Dein persönlicher »Werkzeugkasten«

Während dein Leben auf Pause steht, solltest du den Werkzeugkasten öffnen, der dir bei deiner Geburt mitgegeben wurde. Darin findest du vier Werkzeuge, die dir helfen, dein Leben in die eigene Hand zu nehmen:

  • Selbstwahrnehmung: Ich kann gedanklich aus mir heraustreten und meine Gedanken und mein Handeln aus der Distanz betrachten.
  • Gewissen: Meine innere Stimme verrät mir, ob es richtig oder falsch ist, was ich tue, sage oder denke.
  • Vorstellungskraft: Ich kann verschiedene Möglichkeiten vor meinem inneren Auge durchspielen.
  • Willenskraft: Ich habe die Macht, mein Verhalten bewusst zu steuern.

Wie diese Werkzeuge funktionieren? Stell dir vor, dass ein Mädchen namens Rosa mit seinem Hund Wuff spazieren geht:

He, alter Junge! Wie wäre es mit einem Spaziergang?«, sagt Rosa. Wuff springt aufgeregt um sie herum. Rosa hat eine schlimme Woche hinter sich.
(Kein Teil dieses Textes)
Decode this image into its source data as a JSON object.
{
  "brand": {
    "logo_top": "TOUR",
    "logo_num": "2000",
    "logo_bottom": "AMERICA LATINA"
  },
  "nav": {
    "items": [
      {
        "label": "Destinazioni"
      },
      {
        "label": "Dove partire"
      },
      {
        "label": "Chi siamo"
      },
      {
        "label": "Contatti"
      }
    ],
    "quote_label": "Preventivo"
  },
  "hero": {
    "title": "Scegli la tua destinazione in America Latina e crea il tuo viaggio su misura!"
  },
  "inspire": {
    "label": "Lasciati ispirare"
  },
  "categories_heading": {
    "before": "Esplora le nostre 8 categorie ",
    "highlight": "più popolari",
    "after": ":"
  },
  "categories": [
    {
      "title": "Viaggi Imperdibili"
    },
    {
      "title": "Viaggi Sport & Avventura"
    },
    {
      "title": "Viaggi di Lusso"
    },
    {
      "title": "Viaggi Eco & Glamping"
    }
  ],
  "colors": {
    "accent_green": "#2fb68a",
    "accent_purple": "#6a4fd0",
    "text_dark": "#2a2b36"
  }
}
Sie hat mit ihrem Freund Eric Schluss gemacht und dann hat sie auch noch Stress mit ihrer Mutter.

Beim Spazierengehen denkt Rosa über die vergangene Woche nach: »Die Trennung von Eric war schrecklich für mich. Wahrscheinlich war ich deshalb so gemein zu Mama – ich habe meinen ganzen Frust an ihr ausgelassen.«

Merkst du, was Rosa da macht? Sie steht sozusagen neben sich und macht sich Gedanken über ihr Verhalten. Genau das ist Selbstwahrnehmung. Dadurch erkennt Rosa, dass ihre Trennung von Eric ihre Beziehung zu ihrer Mutter belastet. Das ist der erste Schritt, um anders mit ihrer Mutter umzugehen.

Und Wuff? Der hat inzwischen eine Katze gesehen und jagt ihr hinterher – ganz instinktiv.
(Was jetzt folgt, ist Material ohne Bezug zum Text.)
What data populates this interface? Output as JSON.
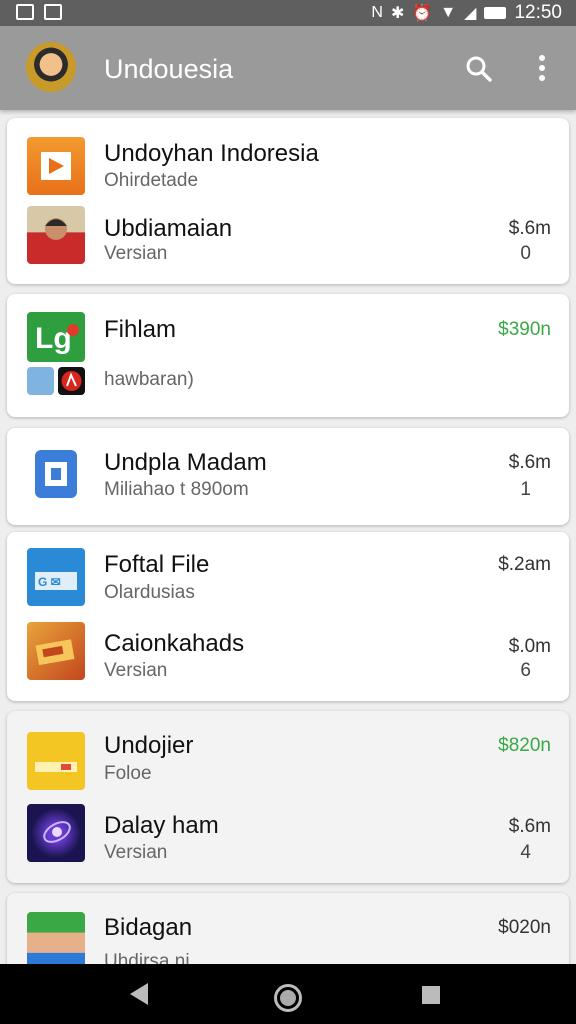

Wuff ist ein sehr netter Hund, aber er hat keinerlei Selbstwahrnehmung. Er weiß nicht mal, dass er ein Hund ist. Er kann sein Verhalten nicht hinterfragen und sich sagen: »Seit meine liebste Hundefreundin Suzy weggezogen ist, lasse ich meine Wut an allen Katzen in der Gegend aus.«

Nach einer Weile beginnen Rosas Gedanken zu wandern. Morgen ist das Konzert in der Schule. Sie wird ein Solo singen und kann es kaum noch abwarten. Rosa stellt sich vor, wie sie das Publikum begeistert und überglücklich die Beifallsstürme ihrer Freunde und Lehrer entgegennimmt …
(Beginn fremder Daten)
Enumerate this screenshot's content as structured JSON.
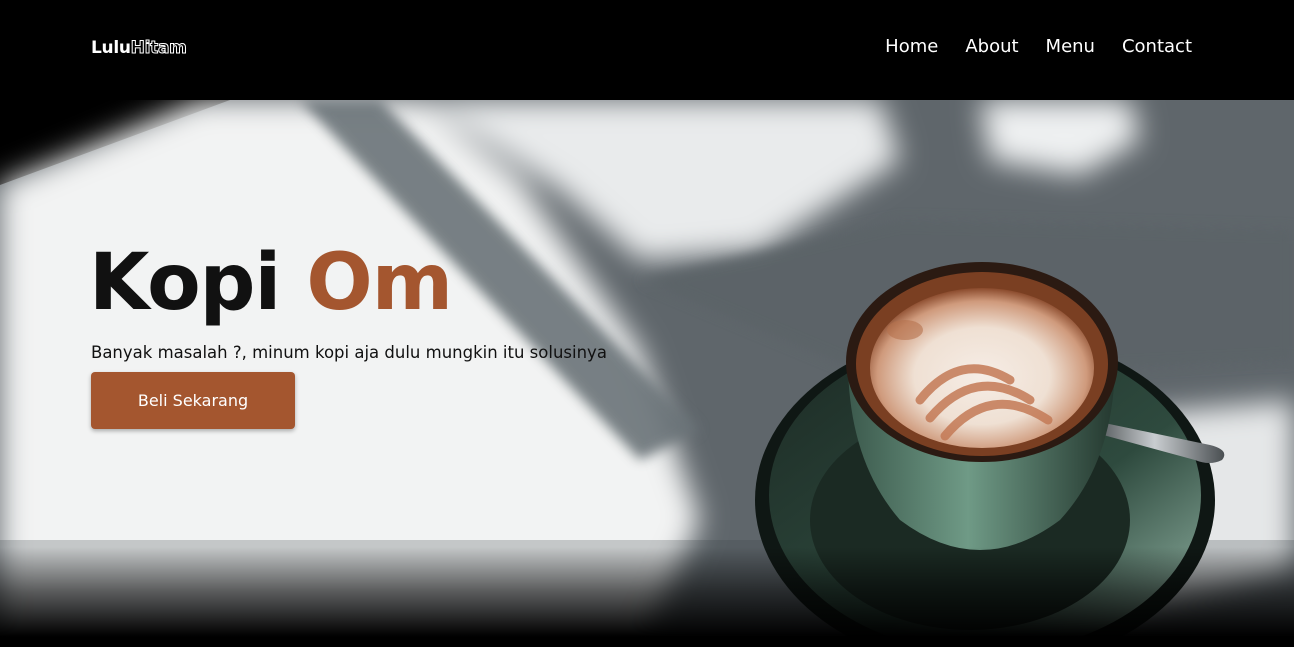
{
  "navbar": {
    "logo": {
      "part1": "Lulu",
      "part2": "Hitam"
    },
    "links": [
      "Home",
      "About",
      "Menu",
      "Contact"
    ]
  },
  "hero": {
    "title_part1": "Kopi",
    "title_part2": "Om",
    "subtitle": "Banyak masalah ?, minum kopi aja dulu mungkin itu solusinya",
    "cta_label": "Beli Sekarang",
    "background_image": "coffee-cup-photo"
  },
  "colors": {
    "accent": "#a4562f",
    "nav_bg": "#000000",
    "text_dark": "#111111"
  }
}
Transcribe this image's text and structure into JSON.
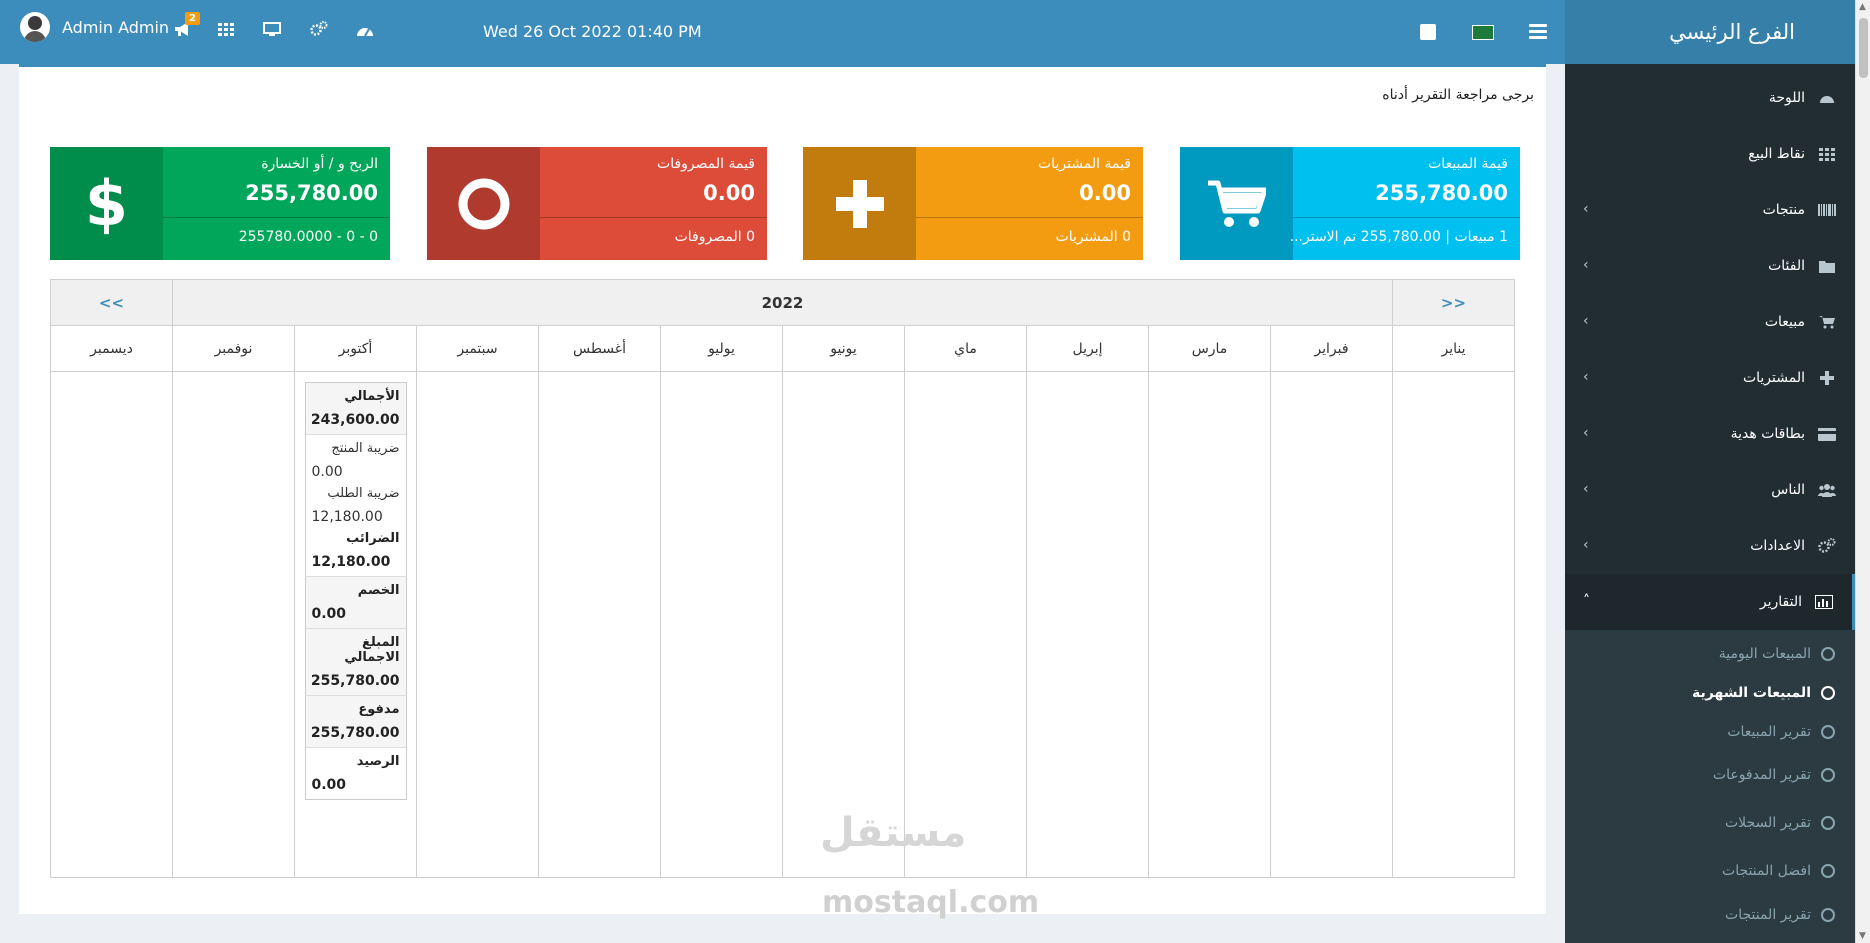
{
  "header": {
    "user_name": "Admin Admin",
    "notification_count": "2",
    "datetime": "Wed 26 Oct 2022 01:40 PM"
  },
  "sidebar": {
    "brand": "الفرع الرئيسي",
    "items": [
      {
        "label": "اللوحة",
        "icon": "dashboard-icon"
      },
      {
        "label": "نقاط البيع",
        "icon": "grid-icon"
      },
      {
        "label": "منتجات",
        "icon": "barcode-icon"
      },
      {
        "label": "الفئات",
        "icon": "folder-icon"
      },
      {
        "label": "مبيعات",
        "icon": "cart-icon"
      },
      {
        "label": "المشتريات",
        "icon": "plus-icon"
      },
      {
        "label": "بطاقات هدية",
        "icon": "credit-card-icon"
      },
      {
        "label": "الناس",
        "icon": "users-icon"
      },
      {
        "label": "الاعدادات",
        "icon": "gears-icon"
      },
      {
        "label": "التقارير",
        "icon": "bar-chart-icon"
      }
    ],
    "sub_items": [
      {
        "label": "المبيعات اليومية"
      },
      {
        "label": "المبيعات الشهرية"
      },
      {
        "label": "تقرير المبيعات"
      },
      {
        "label": "تقرير المدفوعات"
      },
      {
        "label": "تقرير السجلات"
      },
      {
        "label": "افضل المنتجات"
      },
      {
        "label": "تقرير المنتجات"
      }
    ]
  },
  "intro": "برجى مراجعة التقرير أدناه",
  "stats": {
    "sales": {
      "title": "قيمة المبيعات",
      "value": "255,780.00",
      "foot": "1 مبيعات | 255,780.00 تم الاستر...",
      "color": "#00c0ef"
    },
    "purchases": {
      "title": "قيمة المشتريات",
      "value": "0.00",
      "foot": "0 المشتريات",
      "color": "#f39c12"
    },
    "expenses": {
      "title": "قيمة المصروفات",
      "value": "0.00",
      "foot": "0 المصروفات",
      "color": "#dd4b39"
    },
    "profit": {
      "title": "الربح و / أو الخسارة",
      "value": "255,780.00",
      "foot": "0 - 0 - 255780.0000",
      "color": "#00a65a"
    }
  },
  "calendar": {
    "year": "2022",
    "prev": "<<",
    "next": ">>",
    "months": [
      "يناير",
      "فبراير",
      "مارس",
      "إبريل",
      "ماي",
      "يونيو",
      "يوليو",
      "أغسطس",
      "سبتمبر",
      "أكتوبر",
      "نوفمبر",
      "ديسمبر"
    ],
    "october": {
      "total_label": "الأجمالي",
      "total_value": "243,600.00",
      "product_tax_label": "ضريبة المنتج",
      "product_tax_value": "0.00",
      "order_tax_label": "ضريبة الطلب",
      "order_tax_value": "12,180.00",
      "taxes_label": "الضرائب",
      "taxes_value": "12,180.00",
      "discount_label": "الخصم",
      "discount_value": "0.00",
      "grand_total_label": "المبلغ الاجمالي",
      "grand_total_value": "255,780.00",
      "paid_label": "مدفوع",
      "paid_value": "255,780.00",
      "balance_label": "الرصيد",
      "balance_value": "0.00"
    }
  },
  "watermark": {
    "arabic": "مستقل",
    "latin": "mostaql.com"
  }
}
Rosa benutzt jetzt ihr zweites Werkzeug: ihre Vorstellungskraft. Sie hilft ihr, ihrer momentanen Situation zu entfliehen. Dank ihrer Vorstellungskraft kann sich Rosa die Zukunft in den buntesten Farben ausmalen und davon träumen, was ihr das Leben alles bringen wird. Im Gegensatz zu Rosa hat Wuff keine Vorstellungskraft. Er kann nicht allein durch seine Gedanken neue Möglichkeiten entdecken.

Oder kannst du dir vorstellen, dass Wuff denkt: »Eines Tages werde ich eine Luxushundehütte haben – mit eigenem Pool«?

Plötzlich meldet sich Rosas Handy. Sie hat eine Nachricht von ihrer neuen Freundin Taylor bekommen: »Hi, wie geht’s?«

»Gehe gerade mit Wuff Gassi«, schreibt Rosa zurück.

Taylor antwortet: »Stimmt das mit dir und Eric? Das ist ja der Hammer!«

Rosa ist sauer, dass Taylor Eric erwähnt. Das geht sie echt nichts an. Am liebsten würde sie  Taylor das auch schreiben. Doch sie weiß, dass Taylor neu an der Schule ist und Anschluss sucht. Daher hat sie das Gefühl, dass sie nicht allzu grob zu ihr sein sollte. Also schreibt sie:

»Ja, tut weh. Egal. Wie geht’s dir denn so?«

Gerade hat sich das Gewissen bei Rosa bemerkbar gemacht. Es ist die innere Stimme, die uns sagt, was richtig oder falsch ist. Je nachdem, ob wir unserem Gewissen folgen oder nicht, meldet es sich mehr oder weniger laut zu Wort.

Inzwischen hat Wuff an Mr Newmans frisch gestrichenen Lattenzaun gepinkelt. Wuff hat kein Gewissen. Er weiß nicht, was richtig oder falsch ist. Wuff tut einfach das, was sein Instinkt ihm vorgibt.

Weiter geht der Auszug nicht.